A citação relembrou-me o espectro feito na última aula, que analisava os livros que vão de encontro ao leitor e que chamam a atenção do público ao simplificar a sua mensagem.
Bernardo Carvalho, nesta entrevista, reflete também sobre o crescente desejo dos leitores, não em descobrir novos assuntos e explorar novas realidades, mas em receber uma confirmação daquilo que já conhecem.
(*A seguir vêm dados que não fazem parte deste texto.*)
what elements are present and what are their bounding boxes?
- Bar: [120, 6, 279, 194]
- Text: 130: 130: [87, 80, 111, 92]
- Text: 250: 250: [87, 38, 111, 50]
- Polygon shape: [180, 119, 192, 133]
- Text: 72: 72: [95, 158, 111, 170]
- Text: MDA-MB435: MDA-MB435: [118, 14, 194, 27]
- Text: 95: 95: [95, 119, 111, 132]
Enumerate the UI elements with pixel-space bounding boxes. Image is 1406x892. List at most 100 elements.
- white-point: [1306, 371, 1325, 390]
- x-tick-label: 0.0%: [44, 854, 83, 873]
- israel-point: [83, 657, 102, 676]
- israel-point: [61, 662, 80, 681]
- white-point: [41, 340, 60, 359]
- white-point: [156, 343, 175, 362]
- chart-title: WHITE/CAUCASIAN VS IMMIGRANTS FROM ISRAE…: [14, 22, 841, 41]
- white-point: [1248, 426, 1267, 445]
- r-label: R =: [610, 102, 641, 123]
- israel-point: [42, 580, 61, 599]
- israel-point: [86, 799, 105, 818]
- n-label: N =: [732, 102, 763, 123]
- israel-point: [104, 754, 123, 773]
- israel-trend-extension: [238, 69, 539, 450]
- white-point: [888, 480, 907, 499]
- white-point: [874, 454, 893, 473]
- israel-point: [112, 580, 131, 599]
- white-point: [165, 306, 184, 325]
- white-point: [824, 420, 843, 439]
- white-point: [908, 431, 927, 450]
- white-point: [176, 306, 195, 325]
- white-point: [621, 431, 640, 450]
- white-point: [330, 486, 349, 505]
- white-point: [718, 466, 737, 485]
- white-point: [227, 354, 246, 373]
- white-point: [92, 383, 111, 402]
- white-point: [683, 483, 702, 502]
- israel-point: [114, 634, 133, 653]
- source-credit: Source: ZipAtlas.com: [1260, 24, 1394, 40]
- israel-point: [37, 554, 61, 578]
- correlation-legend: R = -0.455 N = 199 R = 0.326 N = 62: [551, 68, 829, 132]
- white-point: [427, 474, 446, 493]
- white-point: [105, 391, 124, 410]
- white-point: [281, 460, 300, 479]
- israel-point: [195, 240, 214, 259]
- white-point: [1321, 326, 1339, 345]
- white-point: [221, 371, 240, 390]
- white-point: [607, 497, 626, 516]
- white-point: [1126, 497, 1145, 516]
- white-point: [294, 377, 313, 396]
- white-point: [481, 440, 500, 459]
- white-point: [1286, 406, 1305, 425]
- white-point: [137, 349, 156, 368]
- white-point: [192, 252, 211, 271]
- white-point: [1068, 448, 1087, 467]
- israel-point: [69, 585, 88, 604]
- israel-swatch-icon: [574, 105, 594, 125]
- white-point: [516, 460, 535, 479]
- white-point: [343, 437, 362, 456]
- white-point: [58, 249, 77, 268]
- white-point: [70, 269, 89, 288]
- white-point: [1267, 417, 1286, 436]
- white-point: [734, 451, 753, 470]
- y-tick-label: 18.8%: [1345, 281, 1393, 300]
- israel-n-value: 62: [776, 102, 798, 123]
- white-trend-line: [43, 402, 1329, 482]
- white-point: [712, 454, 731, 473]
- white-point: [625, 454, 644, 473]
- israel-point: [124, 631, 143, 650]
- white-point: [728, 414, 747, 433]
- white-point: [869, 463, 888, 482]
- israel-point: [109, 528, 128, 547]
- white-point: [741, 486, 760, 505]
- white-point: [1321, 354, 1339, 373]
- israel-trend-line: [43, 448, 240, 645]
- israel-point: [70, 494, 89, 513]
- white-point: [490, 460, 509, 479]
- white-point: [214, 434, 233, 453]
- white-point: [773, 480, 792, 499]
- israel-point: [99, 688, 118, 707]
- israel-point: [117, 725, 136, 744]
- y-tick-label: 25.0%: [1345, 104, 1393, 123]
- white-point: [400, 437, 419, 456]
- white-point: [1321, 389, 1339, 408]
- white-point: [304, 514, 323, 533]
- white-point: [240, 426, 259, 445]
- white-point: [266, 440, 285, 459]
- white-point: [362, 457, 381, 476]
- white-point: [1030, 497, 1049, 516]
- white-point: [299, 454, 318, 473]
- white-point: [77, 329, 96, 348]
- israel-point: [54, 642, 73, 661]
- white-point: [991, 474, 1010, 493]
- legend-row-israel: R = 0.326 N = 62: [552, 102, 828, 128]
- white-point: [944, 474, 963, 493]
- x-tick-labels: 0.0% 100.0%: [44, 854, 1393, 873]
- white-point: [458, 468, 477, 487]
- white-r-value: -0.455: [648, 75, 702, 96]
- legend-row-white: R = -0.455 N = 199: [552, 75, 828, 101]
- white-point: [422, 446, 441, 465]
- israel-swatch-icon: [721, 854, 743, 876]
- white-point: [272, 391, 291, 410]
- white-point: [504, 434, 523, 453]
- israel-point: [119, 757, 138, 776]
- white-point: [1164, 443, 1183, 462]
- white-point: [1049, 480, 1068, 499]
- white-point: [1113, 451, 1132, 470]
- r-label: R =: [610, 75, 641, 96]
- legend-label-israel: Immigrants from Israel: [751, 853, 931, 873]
Deixo aqui um excerto da entrevista, que nos ajuda a refletir um pouco sobre este tópico:
«A longo prazo, ela [a internet] criou esse leitor que não se deixa contradizer nunca (...) Parecia que ela estava te dando uma janela para a realidade, para o mundo, mas, na verdade é um espelho. É muito narcisista. E com isso você criou uma relação de leitura que é uma relação de estreitamento, de confirmação permanente. E de desprazer com qualquer coisa que seja uma novidade. A literatura não é mais o caminho para um desconhecido, para um confronto com algo que te contradiz, que você não conhece. Mas não, é a confirmação. Qual o livro que você compra? Aquele que de alguma forma se assemelha a outro do qual você já gostou.»